4. Is hospitalization necessary? Hospitalization is mandatory in severe cases (necrotic purulent form), signs of complications, or if there is a risk of pregnancy termination. Mild cases are usually treated at home under medical supervision.
5. What tests should be done after recovery? One to three weeks after illness, a complete blood test, complete urine analysis, and an ECG are recommended to ensure no late complications of the kidneys or cardiovascular system.
6. Can throat sprays be used? Many sprays are permitted, but they should be selected by a doctor. Some components may be absorbed into the bloodstream and be undesirable for the fetus at an early stage.

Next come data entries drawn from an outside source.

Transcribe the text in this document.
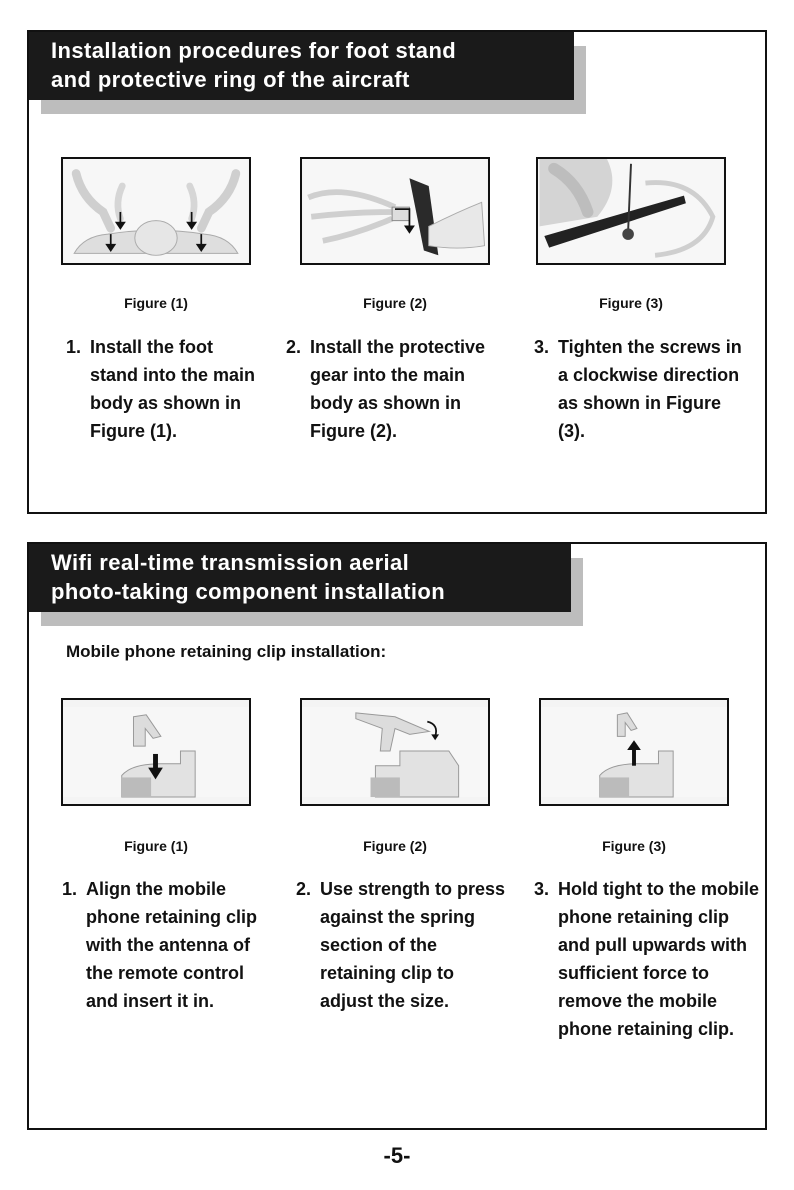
Installation procedures for foot stand
and protective ring of the aircraft
Figure (1)	Figure (2)	Figure (3)
1. Install the foot stand into the main body as shown in Figure (1).
2. Install the protective gear into the main body as shown in Figure (2).
3. Tighten the screws in a clockwise direction as shown in Figure (3).
Wifi real-time transmission aerial
photo-taking component installation
Mobile phone retaining clip installation:
Figure (1)	Figure (2)	Figure (3)
1. Align the mobile phone retaining clip with the antenna of the remote control and insert it in.
2. Use strength to press against the spring section of the retaining clip to adjust the size.
3. Hold tight to the mobile phone retaining clip and pull upwards with sufficient force to remove the mobile phone retaining clip.
-5-
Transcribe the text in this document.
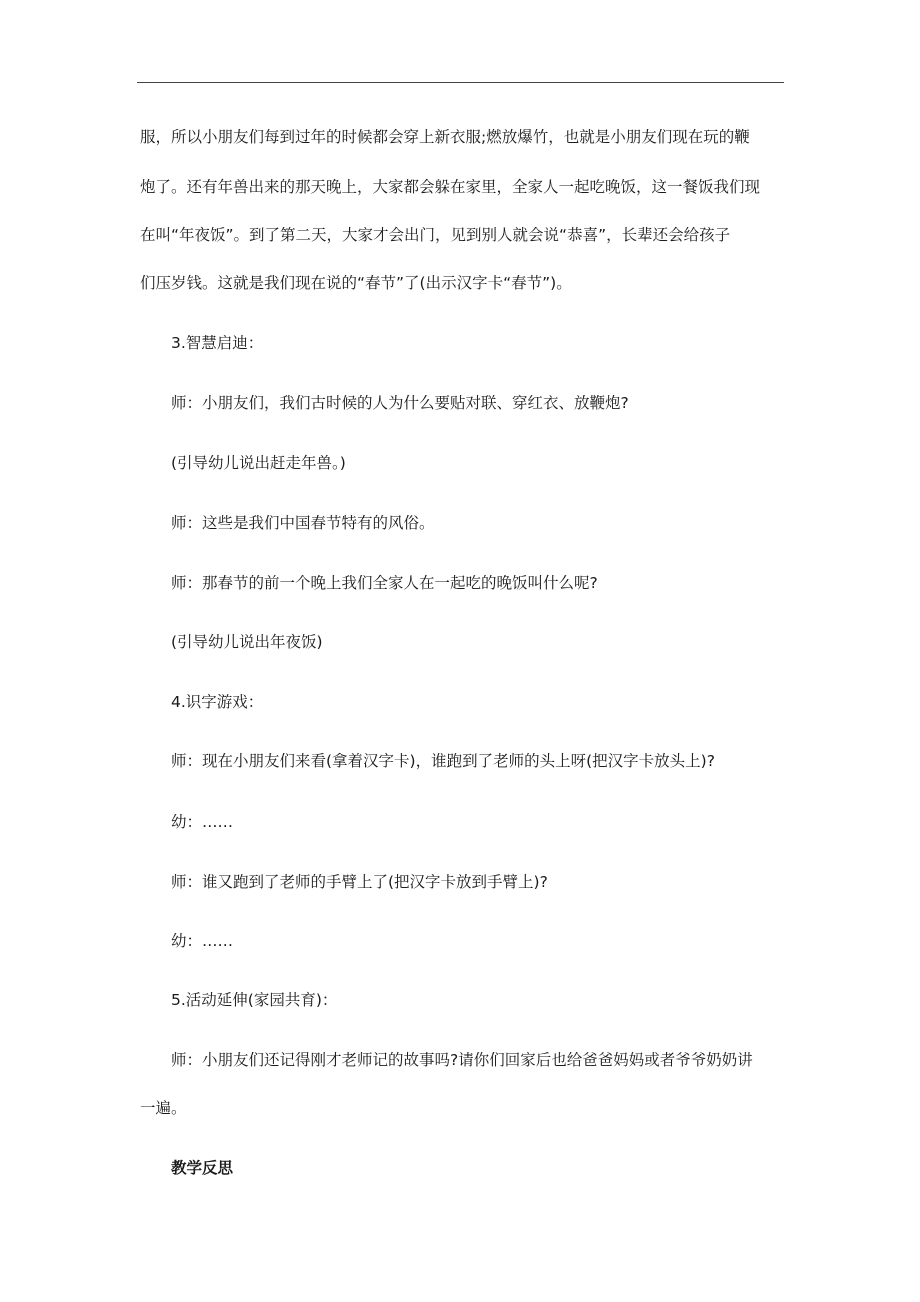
服，所以小朋友们每到过年的时候都会穿上新衣服;燃放爆竹，也就是小朋友们现在玩的鞭
炮了。还有年兽出来的那天晚上，大家都会躲在家里，全家人一起吃晚饭，这一餐饭我们现
在叫“年夜饭”。到了第二天，大家才会出门，见到别人就会说“恭喜”，长辈还会给孩子
们压岁钱。这就是我们现在说的“春节”了(出示汉字卡“春节”)。
3.智慧启迪：
师：小朋友们，我们古时候的人为什么要贴对联、穿红衣、放鞭炮?
(引导幼儿说出赶走年兽。)
师：这些是我们中国春节特有的风俗。
师：那春节的前一个晚上我们全家人在一起吃的晚饭叫什么呢?
(引导幼儿说出年夜饭)
4.识字游戏：
师：现在小朋友们来看(拿着汉字卡)，谁跑到了老师的头上呀(把汉字卡放头上)?
幼：……
师：谁又跑到了老师的手臂上了(把汉字卡放到手臂上)?
幼：……
5.活动延伸(家园共育)：
师：小朋友们还记得刚才老师记的故事吗?请你们回家后也给爸爸妈妈或者爷爷奶奶讲
一遍。
教学反思
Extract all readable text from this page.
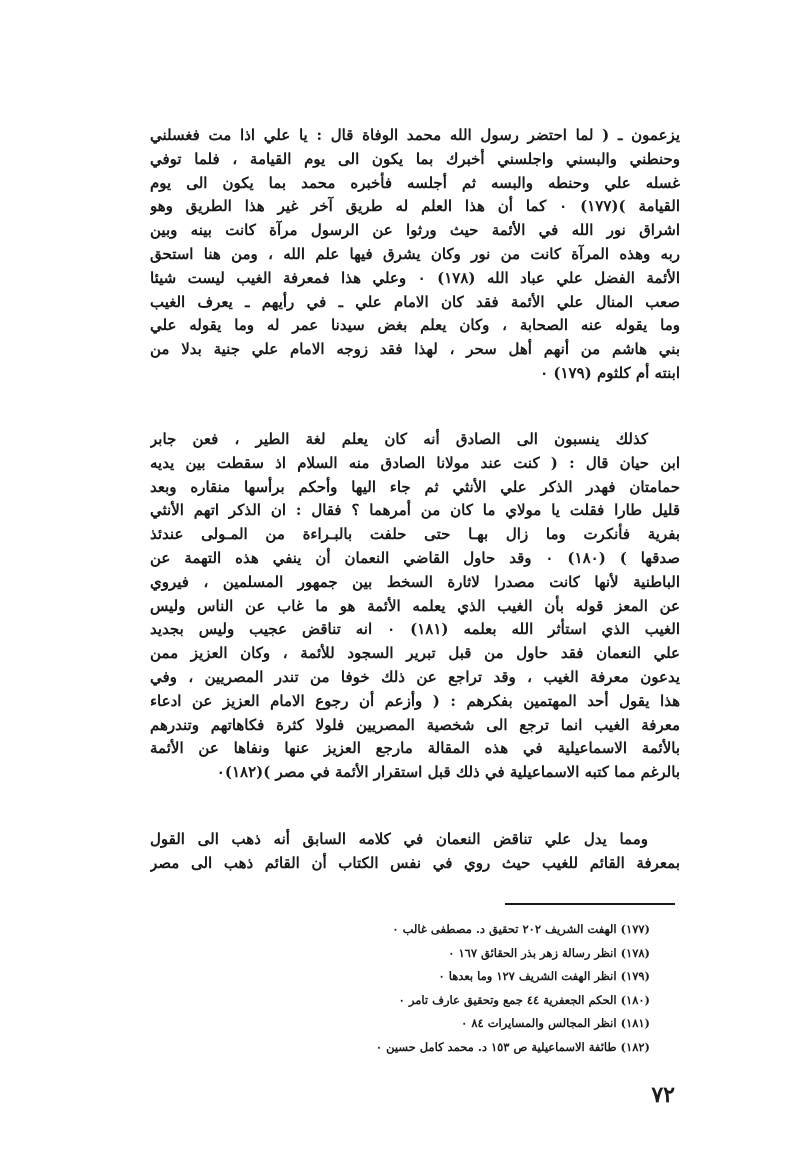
يزعمون ـ ( لما احتضر رسول الله محمد الوفاة قال : يا علي اذا مت فغسلني
وحنطني والبسني واجلسني أخبرك بما يكون الى يوم القيامة ، فلما توفي
غسله علي وحنطه والبسه ثم أجلسه فأخبره محمد بما يكون الى يوم
القيامة )(١٧٧) ٠ كما أن هذا العلم له طريق آخر غير هذا الطريق وهو
اشراق نور الله في الأئمة حيث ورثوا عن الرسول مرآة كانت بينه وبين
ربه وهذه المرآة كانت من نور وكان يشرق فيها علم الله ، ومن هنا استحق
الأئمة الفضل علي عباد الله (١٧٨) ٠ وعلي هذا فمعرفة الغيب ليست شيئا
صعب المنال علي الأئمة فقد كان الامام علي ـ في رأيهم ـ يعرف الغيب
وما يقوله عنه الصحابة ، وكان يعلم بغض سيدنا عمر له وما يقوله علي
بني هاشم من أنهم أهل سحر ، لهذا فقد زوجه الامام علي جنية بدلا من
ابنته أم كلثوم (١٧٩) ٠
كذلك ينسبون الى الصادق أنه كان يعلم لغة الطير ، فعن جابر
ابن حيان قال : ( كنت عند مولانا الصادق منه السلام اذ سقطت بين يديه
حمامتان فهدر الذكر علي الأنثي ثم جاء اليها وأحكم برأسها منقاره وبعد
قليل طارا فقلت يا مولاي ما كان من أمرهما ؟ فقال : ان الذكر اتهم الأنثي
بفرية فأنكرت وما زال بهـا حتى حلفت بالبـراءة من المـولى عندئذ
صدقها ) (١٨٠) ٠ وقد حاول القاضي النعمان أن ينفي هذه التهمة عن
الباطنية لأنها كانت مصدرا لاثارة السخط بين جمهور المسلمين ، فيروي
عن المعز قوله بأن الغيب الذي يعلمه الأئمة هو ما غاب عن الناس وليس
الغيب الذي استأثر الله بعلمه (١٨١) ٠ انه تناقض عجيب وليس بجديد
علي النعمان فقد حاول من قبل تبرير السجود للأئمة ، وكان العزيز ممن
يدعون معرفة الغيب ، وقد تراجع عن ذلك خوفا من تندر المصريين ، وفي
هذا يقول أحد المهتمين بفكرهم : ( وأزعم أن رجوع الامام العزيز عن ادعاء
معرفة الغيب انما ترجع الى شخصية المصريين فلولا كثرة فكاهاتهم وتندرهم
بالأئمة الاسماعيلية في هذه المقالة مارجع العزيز عنها ونفاها عن الأئمة
بالرغم مما كتبه الاسماعيلية في ذلك قبل استقرار الأئمة في مصر )(١٨٢)٠
ومما يدل علي تناقض النعمان في كلامه السابق أنه ذهب الى القول
بمعرفة القائم للغيب حيث روي في نفس الكتاب أن القائم ذهب الى مصر
(١٧٧) الهفت الشريف ٢٠٢ تحقيق د. مصطفى غالب ٠
(١٧٨) انظر رسالة زهر بذر الحقائق ١٦٧ ٠
(١٧٩) انظر الهفت الشريف ١٢٧ وما بعدها ٠
(١٨٠) الحكم الجعفرية ٤٤ جمع وتحقيق عارف تامر ٠
(١٨١) انظر المجالس والمسايرات ٨٤ ٠
(١٨٢) طائفة الاسماعيلية ص ١٥٣ د. محمد كامل حسين ٠
٧٢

7. Does tonsillitis hinder embryo implantation during IVF? Unfortunately, acute tonsillitis after embryo transfer significantly reduces the chances of success. The increase in temperature and immune activation can prevent implantation. If the illness occurs before transfer, doctors often recommend a cryopreservation protocol.
References
- European Society of Clinical Microbiology and Infectious Diseases (ESCMID). ESCMID Guideline for the Management of Acute Sore Throat. Clinical Microbiology and Infection. 2012; 18(Suppl 1): 1-28.
- National Institute for Health and Care Excellence (NICE). Sore throat (acute): antimicrobial prescribing. NICE guideline [NG84]. Last update: 2018.
- SIGN (Scottish Intercollegiate Guidelines Network). Management of sore throat and indications for tonsillectomy. SIGN 117. Edinburgh: SIGN; 2010.
- Cochrane Database of Systematic Reviews. Spinks A, Glasziou PP, Del Mar CB. Antibiotics for sore throat. 2021; (11): CD000023.
- BMJ Best Practice. Acute sore throat: assessment and management. BMJ Publishing Group, 2023.
- World Health Organization (WHO). Model list of essential medicines for pregnancy and lactation. WHO Legal Adviser, 2021.
Royal College of Obstetricians and Gynaecologists (RCOG). Bacterial sepsis during pregnancy (Green-top Guideline No. 64a). 2012.